If you could go back to your 20-year-old self, what would you tell yourself to do more or less of or differently with regards to your professional career?

I think that I would definitely tell myself I needed to network earlier on. I think the biggest thing I would have told myself is well, one is technology. I’ve never ever been a big technology person I’ve only really gotten into it in the last five to six years and I love it now. So I probably wouldn’t tell myself to take a little more interest in technology. There isn’t anything I wouldn’t have done. I got out of undergrad, I’ve always worked, and going to school full time I got my master’s degree. Then when I had enough money, I could go to law school. So there isn’t anything that I would do differently because it gave me experiences that I had and I met people that have played into my life all along. I think the one thing that’s interesting that I do share with a lot of people is one of the largest transitions that I had was a year and a half ago and I didn’t have anything to do with it. I was working with another attorney who is now my firm partner. He does criminal law and we met through a mutual client and he said we should merge and I’m like, “I’m not merging, I’m better by myself, but I’ll refer to you.” He’s a great litigator and I was referring to him and he said we really should merge. This is after about a year and a half and I’m like I really don’t want to merge my practice, I’m used to just it running on my own, it’s easier. One Saturday, I was sitting at my desk at work, and I got an email and I’m looking to the left at it as I’m drafting a document, I’ll never forget it and he merged us without telling me.

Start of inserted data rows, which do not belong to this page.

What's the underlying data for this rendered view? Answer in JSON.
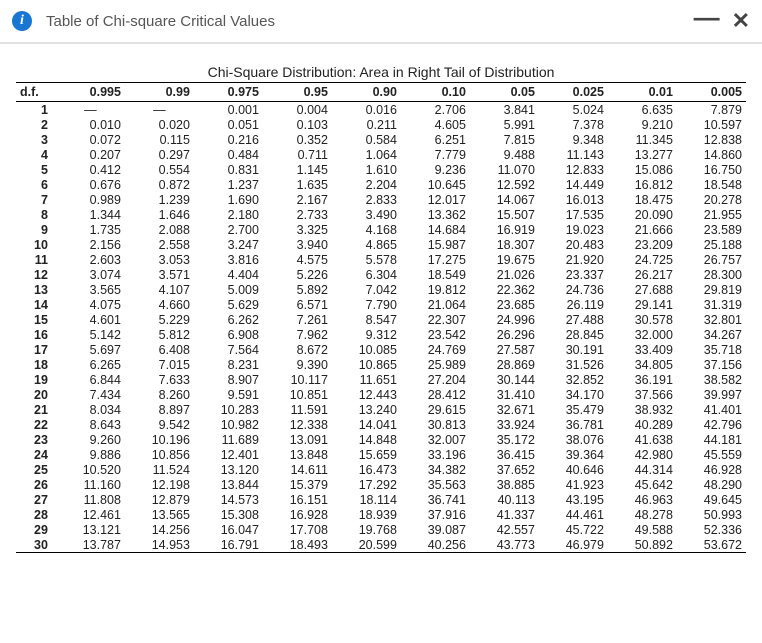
{
  "header": {
    "title": "Table of Chi-square Critical Values",
    "info_glyph": "i",
    "minimize_glyph": "—",
    "close_glyph": "✕"
  },
  "table": {
    "caption": "Chi-Square Distribution: Area in Right Tail of Distribution",
    "df_label": "d.f.",
    "alpha_columns": [
      "0.995",
      "0.99",
      "0.975",
      "0.95",
      "0.90",
      "0.10",
      "0.05",
      "0.025",
      "0.01",
      "0.005"
    ],
    "rows": [
      {
        "df": "1",
        "v": [
          "—",
          "—",
          "0.001",
          "0.004",
          "0.016",
          "2.706",
          "3.841",
          "5.024",
          "6.635",
          "7.879"
        ]
      },
      {
        "df": "2",
        "v": [
          "0.010",
          "0.020",
          "0.051",
          "0.103",
          "0.211",
          "4.605",
          "5.991",
          "7.378",
          "9.210",
          "10.597"
        ]
      },
      {
        "df": "3",
        "v": [
          "0.072",
          "0.115",
          "0.216",
          "0.352",
          "0.584",
          "6.251",
          "7.815",
          "9.348",
          "11.345",
          "12.838"
        ]
      },
      {
        "df": "4",
        "v": [
          "0.207",
          "0.297",
          "0.484",
          "0.711",
          "1.064",
          "7.779",
          "9.488",
          "11.143",
          "13.277",
          "14.860"
        ]
      },
      {
        "df": "5",
        "v": [
          "0.412",
          "0.554",
          "0.831",
          "1.145",
          "1.610",
          "9.236",
          "11.070",
          "12.833",
          "15.086",
          "16.750"
        ]
      },
      {
        "df": "6",
        "v": [
          "0.676",
          "0.872",
          "1.237",
          "1.635",
          "2.204",
          "10.645",
          "12.592",
          "14.449",
          "16.812",
          "18.548"
        ]
      },
      {
        "df": "7",
        "v": [
          "0.989",
          "1.239",
          "1.690",
          "2.167",
          "2.833",
          "12.017",
          "14.067",
          "16.013",
          "18.475",
          "20.278"
        ]
      },
      {
        "df": "8",
        "v": [
          "1.344",
          "1.646",
          "2.180",
          "2.733",
          "3.490",
          "13.362",
          "15.507",
          "17.535",
          "20.090",
          "21.955"
        ]
      },
      {
        "df": "9",
        "v": [
          "1.735",
          "2.088",
          "2.700",
          "3.325",
          "4.168",
          "14.684",
          "16.919",
          "19.023",
          "21.666",
          "23.589"
        ]
      },
      {
        "df": "10",
        "v": [
          "2.156",
          "2.558",
          "3.247",
          "3.940",
          "4.865",
          "15.987",
          "18.307",
          "20.483",
          "23.209",
          "25.188"
        ]
      },
      {
        "df": "11",
        "v": [
          "2.603",
          "3.053",
          "3.816",
          "4.575",
          "5.578",
          "17.275",
          "19.675",
          "21.920",
          "24.725",
          "26.757"
        ]
      },
      {
        "df": "12",
        "v": [
          "3.074",
          "3.571",
          "4.404",
          "5.226",
          "6.304",
          "18.549",
          "21.026",
          "23.337",
          "26.217",
          "28.300"
        ]
      },
      {
        "df": "13",
        "v": [
          "3.565",
          "4.107",
          "5.009",
          "5.892",
          "7.042",
          "19.812",
          "22.362",
          "24.736",
          "27.688",
          "29.819"
        ]
      },
      {
        "df": "14",
        "v": [
          "4.075",
          "4.660",
          "5.629",
          "6.571",
          "7.790",
          "21.064",
          "23.685",
          "26.119",
          "29.141",
          "31.319"
        ]
      },
      {
        "df": "15",
        "v": [
          "4.601",
          "5.229",
          "6.262",
          "7.261",
          "8.547",
          "22.307",
          "24.996",
          "27.488",
          "30.578",
          "32.801"
        ]
      },
      {
        "df": "16",
        "v": [
          "5.142",
          "5.812",
          "6.908",
          "7.962",
          "9.312",
          "23.542",
          "26.296",
          "28.845",
          "32.000",
          "34.267"
        ]
      },
      {
        "df": "17",
        "v": [
          "5.697",
          "6.408",
          "7.564",
          "8.672",
          "10.085",
          "24.769",
          "27.587",
          "30.191",
          "33.409",
          "35.718"
        ]
      },
      {
        "df": "18",
        "v": [
          "6.265",
          "7.015",
          "8.231",
          "9.390",
          "10.865",
          "25.989",
          "28.869",
          "31.526",
          "34.805",
          "37.156"
        ]
      },
      {
        "df": "19",
        "v": [
          "6.844",
          "7.633",
          "8.907",
          "10.117",
          "11.651",
          "27.204",
          "30.144",
          "32.852",
          "36.191",
          "38.582"
        ]
      },
      {
        "df": "20",
        "v": [
          "7.434",
          "8.260",
          "9.591",
          "10.851",
          "12.443",
          "28.412",
          "31.410",
          "34.170",
          "37.566",
          "39.997"
        ]
      },
      {
        "df": "21",
        "v": [
          "8.034",
          "8.897",
          "10.283",
          "11.591",
          "13.240",
          "29.615",
          "32.671",
          "35.479",
          "38.932",
          "41.401"
        ]
      },
      {
        "df": "22",
        "v": [
          "8.643",
          "9.542",
          "10.982",
          "12.338",
          "14.041",
          "30.813",
          "33.924",
          "36.781",
          "40.289",
          "42.796"
        ]
      },
      {
        "df": "23",
        "v": [
          "9.260",
          "10.196",
          "11.689",
          "13.091",
          "14.848",
          "32.007",
          "35.172",
          "38.076",
          "41.638",
          "44.181"
        ]
      },
      {
        "df": "24",
        "v": [
          "9.886",
          "10.856",
          "12.401",
          "13.848",
          "15.659",
          "33.196",
          "36.415",
          "39.364",
          "42.980",
          "45.559"
        ]
      },
      {
        "df": "25",
        "v": [
          "10.520",
          "11.524",
          "13.120",
          "14.611",
          "16.473",
          "34.382",
          "37.652",
          "40.646",
          "44.314",
          "46.928"
        ]
      },
      {
        "df": "26",
        "v": [
          "11.160",
          "12.198",
          "13.844",
          "15.379",
          "17.292",
          "35.563",
          "38.885",
          "41.923",
          "45.642",
          "48.290"
        ]
      },
      {
        "df": "27",
        "v": [
          "11.808",
          "12.879",
          "14.573",
          "16.151",
          "18.114",
          "36.741",
          "40.113",
          "43.195",
          "46.963",
          "49.645"
        ]
      },
      {
        "df": "28",
        "v": [
          "12.461",
          "13.565",
          "15.308",
          "16.928",
          "18.939",
          "37.916",
          "41.337",
          "44.461",
          "48.278",
          "50.993"
        ]
      },
      {
        "df": "29",
        "v": [
          "13.121",
          "14.256",
          "16.047",
          "17.708",
          "19.768",
          "39.087",
          "42.557",
          "45.722",
          "49.588",
          "52.336"
        ]
      },
      {
        "df": "30",
        "v": [
          "13.787",
          "14.953",
          "16.791",
          "18.493",
          "20.599",
          "40.256",
          "43.773",
          "46.979",
          "50.892",
          "53.672"
        ]
      }
    ]
  }
}
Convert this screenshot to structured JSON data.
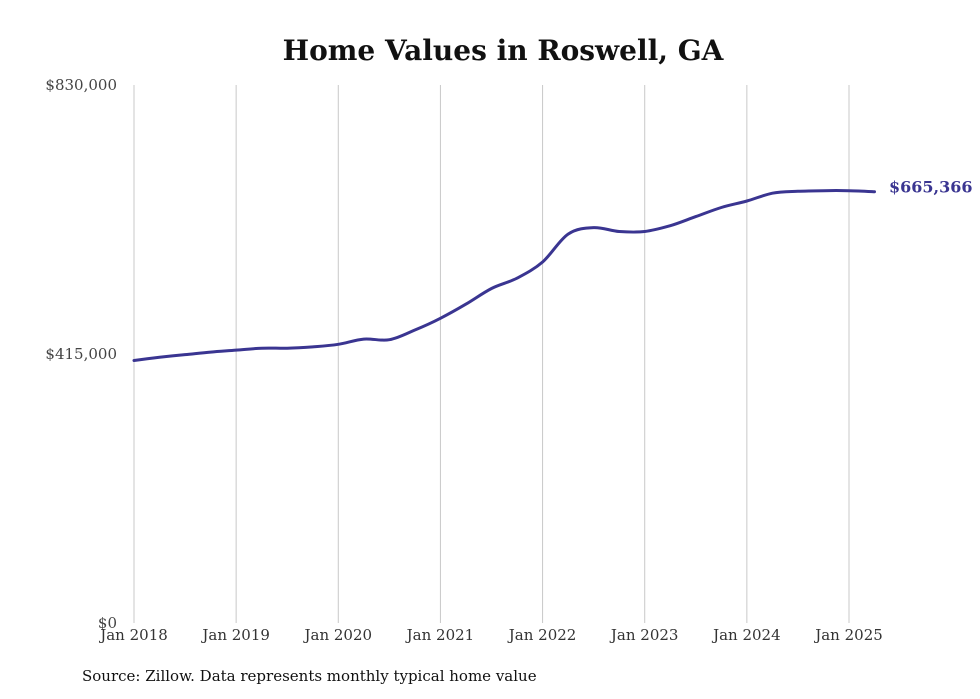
{
  "chart_data": {
    "type": "line",
    "title": "Home Values in Roswell, GA",
    "xlabel": "",
    "ylabel": "",
    "ylim": [
      0,
      830000
    ],
    "yticks": [
      0,
      415000,
      830000
    ],
    "ytick_labels": [
      "$0",
      "$415,000",
      "$830,000"
    ],
    "xticks": [
      "2018-01",
      "2019-01",
      "2020-01",
      "2021-01",
      "2022-01",
      "2023-01",
      "2024-01",
      "2025-01"
    ],
    "xtick_labels": [
      "Jan 2018",
      "Jan 2019",
      "Jan 2020",
      "Jan 2021",
      "Jan 2022",
      "Jan 2023",
      "Jan 2024",
      "Jan 2025"
    ],
    "grid": "vertical",
    "line_color": "#3a3591",
    "end_label": "$665,366",
    "series": [
      {
        "x": [
          "2018-01",
          "2018-04",
          "2018-07",
          "2018-10",
          "2019-01",
          "2019-04",
          "2019-07",
          "2019-10",
          "2020-01",
          "2020-04",
          "2020-07",
          "2020-10",
          "2021-01",
          "2021-04",
          "2021-07",
          "2021-10",
          "2022-01",
          "2022-04",
          "2022-07",
          "2022-10",
          "2023-01",
          "2023-04",
          "2023-07",
          "2023-10",
          "2024-01",
          "2024-04",
          "2024-07",
          "2024-10",
          "2025-01",
          "2025-04"
        ],
        "values": [
          405000,
          410000,
          414000,
          418000,
          421000,
          424000,
          424000,
          426000,
          430000,
          438000,
          437000,
          452000,
          470000,
          492000,
          516000,
          532000,
          557000,
          600000,
          610000,
          604000,
          604000,
          613000,
          627000,
          641000,
          651000,
          663000,
          666000,
          667000,
          667000,
          665366
        ]
      }
    ]
  },
  "source_note": "Source: Zillow. Data represents monthly typical home value"
}
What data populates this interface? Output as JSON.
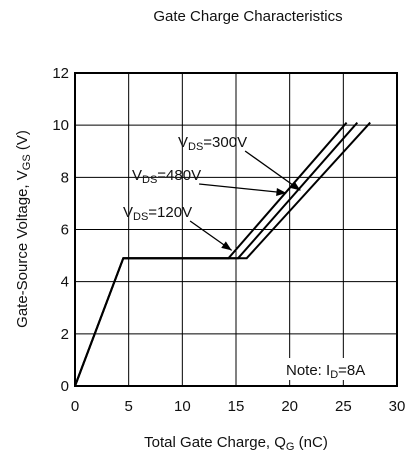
{
  "chart_data": {
    "type": "line",
    "title": "Gate Charge Characteristics",
    "xlabel": {
      "main": "Total Gate Charge, Q",
      "sub": "G",
      "unit": " (nC)"
    },
    "ylabel": {
      "main": "Gate-Source Voltage, V",
      "sub": "GS",
      "unit": " (V)"
    },
    "xlim": [
      0,
      30
    ],
    "ylim": [
      0,
      12
    ],
    "xticks": [
      0,
      5,
      10,
      15,
      20,
      25,
      30
    ],
    "yticks": [
      0,
      2,
      4,
      6,
      8,
      10,
      12
    ],
    "grid": true,
    "note": {
      "pre": "Note: I",
      "sub": "D",
      "post": "=8A"
    },
    "series": [
      {
        "label": {
          "pre": "V",
          "sub": "DS",
          "post": "=120V"
        },
        "points": [
          [
            0,
            0
          ],
          [
            4.5,
            4.9
          ],
          [
            14.3,
            4.9
          ],
          [
            25.3,
            10.1
          ]
        ],
        "arrow_target": [
          14.6,
          5.2
        ]
      },
      {
        "label": {
          "pre": "V",
          "sub": "DS",
          "post": "=480V"
        },
        "points": [
          [
            0,
            0
          ],
          [
            4.5,
            4.9
          ],
          [
            15.2,
            4.9
          ],
          [
            26.3,
            10.1
          ]
        ],
        "arrow_target": [
          19.7,
          7.4
        ]
      },
      {
        "label": {
          "pre": "V",
          "sub": "DS",
          "post": "=300V"
        },
        "points": [
          [
            0,
            0
          ],
          [
            4.5,
            4.9
          ],
          [
            16.0,
            4.9
          ],
          [
            27.5,
            10.1
          ]
        ],
        "arrow_target": [
          21.0,
          7.5
        ]
      }
    ]
  }
}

I don’t really think you’re supposed to do that. Then he called me three minutes later and said, “I’m at Chase Bank, could you come down?” And I’m like, “What are you doing?” He says, “I just merged us, I don’t care what you think we’re merging, come down here we’re opening up business accounts.” It’s a great story and it’s funny, but the truth is it’s taken us a year and a half to get our act together, but it’s actually working. It was probably one of the best decisions I didn’t make that someone else made for me.

We’ve all heard of the six degrees of separation. Who is the one person that you’d love to connect with and do you think you can do it within the sixth degree?

There are so many people that I would like to connect with. I think that there have been few people that have wanted to connect with that I’ve been able to. There’s one attorney that’s on LinkedIn that posts a lot, and I’ve met other people around him and I really would like to reach out to him. I could do it directly within one degree, but I’m just afraid to. It’s sort of like one of those where the person so high up that you think you just don’t want to do that. But at the same time, I’m only one degree away. So I think I have a better chance I just have to get brave and do it.

Do you have any final words of advice to offer listeners with regards to growing and supporting your network?

I think that you just have to always remember that your clients and your customers are very important. And when you’re in your networking groups, you have to look at all the people that you’re with, that they’re your customers, your clients as well, and that you’re both going to work together to help each other’s clients and customers so that their businesses do better. Because when my clients succeed, I succeed. So I just feel like that’s the best way to stay in front of your network and just remember what the purpose is.